When- Mitsubishi Materials began GY series development in 2004, the Research & Development Development Department’sDivision’s Koyama surveyed about 500 patents that had been acquired by other manufacturers. At the same time, the department also started examining the design drawings for the new product proposed by Nagaya’s team. “I told them,” Nagaya said, “that they needed to take extra care with any modifications to avoid the possibility of infringing patent rights held by other companies; and I was impressed with their attention to detail and ingenuity in moving forward despite this restriction. I admired their enthusiasm greatly.”
In 2006, meanwhile, Hiyama, a certified patent solicitor on staff at the Mitsubishi Materials Intellectual Property Department, was assigned to the Cutting Tool Division, which was working on GY series development. “I was worried because of past patent disputes; but Nagaya’s enthusiasm about innovation coupled with Koyama’s familiarity with cutting tool patents and the trust he had among developers made me forget my worries. Before I knew it, I was standing with them at the cutting tests.”
The GY series entailed the development of a wide range of small parts such as modular blades, clamp mechanisms for inserts, breakers for inserts, and applications for inner diameters and edges. “One day,” said Koyama, “we received notice that an overseas competitor had filed an objection to our application for a European patent. Although concerned, we also took it as a sign that the GY series was a growing force in the European market. The competitor claimed prior development; however, we argued that the innovative form of the GY series delivered performance that had never been achieved by other products, and our patent was granted.”
“When we were in the long, dark tunnel of patent conflict with our competitors, Hiyama and Koyama lighted the way. I really appreciated them,” said Nagaya. At Mitsubishi Materials, development staff and staff in charge of intellectual property rights share information during development. This is one of the company’s significant strengths in the development of innovative products.
“Because JIS stipulated specifications for grooving tools used for brazed tool bits, details such as form and size, performance was standardized across the industry regardless of the carbide material used. However, there were no standards specifying the form or size of inserts such as those used for DG tool bits. The individuals involved in the development of DG tool bits were excited about the opportunity to differentiate their products from competitors.
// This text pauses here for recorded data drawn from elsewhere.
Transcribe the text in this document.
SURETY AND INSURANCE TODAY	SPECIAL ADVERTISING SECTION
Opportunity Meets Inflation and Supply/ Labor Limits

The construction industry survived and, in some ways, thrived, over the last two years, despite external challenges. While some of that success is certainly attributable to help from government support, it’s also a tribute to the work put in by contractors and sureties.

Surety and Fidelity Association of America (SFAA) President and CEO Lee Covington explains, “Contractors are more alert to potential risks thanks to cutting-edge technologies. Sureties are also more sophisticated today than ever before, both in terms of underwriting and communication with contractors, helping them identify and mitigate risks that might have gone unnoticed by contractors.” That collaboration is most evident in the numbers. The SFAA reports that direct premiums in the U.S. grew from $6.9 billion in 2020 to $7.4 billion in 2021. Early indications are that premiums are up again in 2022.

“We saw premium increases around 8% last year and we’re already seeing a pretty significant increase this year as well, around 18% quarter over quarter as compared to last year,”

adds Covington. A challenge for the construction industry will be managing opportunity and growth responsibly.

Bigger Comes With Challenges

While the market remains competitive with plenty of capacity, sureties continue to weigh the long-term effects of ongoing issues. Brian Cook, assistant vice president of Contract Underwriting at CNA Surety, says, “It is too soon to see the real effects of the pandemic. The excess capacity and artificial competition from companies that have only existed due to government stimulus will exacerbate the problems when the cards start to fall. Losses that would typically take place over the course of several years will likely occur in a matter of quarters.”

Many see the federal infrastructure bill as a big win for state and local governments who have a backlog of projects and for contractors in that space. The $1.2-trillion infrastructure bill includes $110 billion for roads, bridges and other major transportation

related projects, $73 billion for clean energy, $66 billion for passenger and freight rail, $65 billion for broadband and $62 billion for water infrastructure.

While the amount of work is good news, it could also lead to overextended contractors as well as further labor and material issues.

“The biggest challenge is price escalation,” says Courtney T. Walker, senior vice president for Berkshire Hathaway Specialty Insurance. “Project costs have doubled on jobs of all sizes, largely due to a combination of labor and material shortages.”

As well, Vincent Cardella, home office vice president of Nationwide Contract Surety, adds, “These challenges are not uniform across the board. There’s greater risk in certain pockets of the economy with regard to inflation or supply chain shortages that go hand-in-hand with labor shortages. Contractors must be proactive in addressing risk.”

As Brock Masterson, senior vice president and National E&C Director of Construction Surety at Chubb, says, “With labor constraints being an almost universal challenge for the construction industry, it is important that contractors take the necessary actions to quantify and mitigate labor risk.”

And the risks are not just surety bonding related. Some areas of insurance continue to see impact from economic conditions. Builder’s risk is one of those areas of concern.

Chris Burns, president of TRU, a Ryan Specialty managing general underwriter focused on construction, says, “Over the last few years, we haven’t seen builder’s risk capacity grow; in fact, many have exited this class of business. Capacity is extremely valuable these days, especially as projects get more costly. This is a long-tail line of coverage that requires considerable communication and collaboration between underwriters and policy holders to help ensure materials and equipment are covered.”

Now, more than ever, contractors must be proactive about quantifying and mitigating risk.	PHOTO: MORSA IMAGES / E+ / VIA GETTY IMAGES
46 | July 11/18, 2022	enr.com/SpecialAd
The GY series products we developed were the first new grooving tools that Mitsubishi Materials had produced in 20 years. Although there was significant pressure on us to come up with products that had great potential, we were fairly free to move in our own directions. Of course, we faced a number of difficulties during development; but cooperation among the individuals in manufacturing, sales, development and intellectual property rights got us through the rough patches along the path to GY series commercialization. I can honestly say that the GY series came to fruition through the combined efforts of all employees at Mitsubishi materials, and all of us learned valuable lessons during this development project.
I am currently managing a cutting tools group, so I’m away from direct involvement in development; however, I still have lots of chances to meet and talk casually with young team members in situations that allow us to dispense with form. Through our talks at such times, we seek new ideas that may have potential for development and commercialization. I’ve worked within this process of development and believe that the experience of success has a significant impact on the development of young employees; and I hope they continue the search for innovative cutting tools.”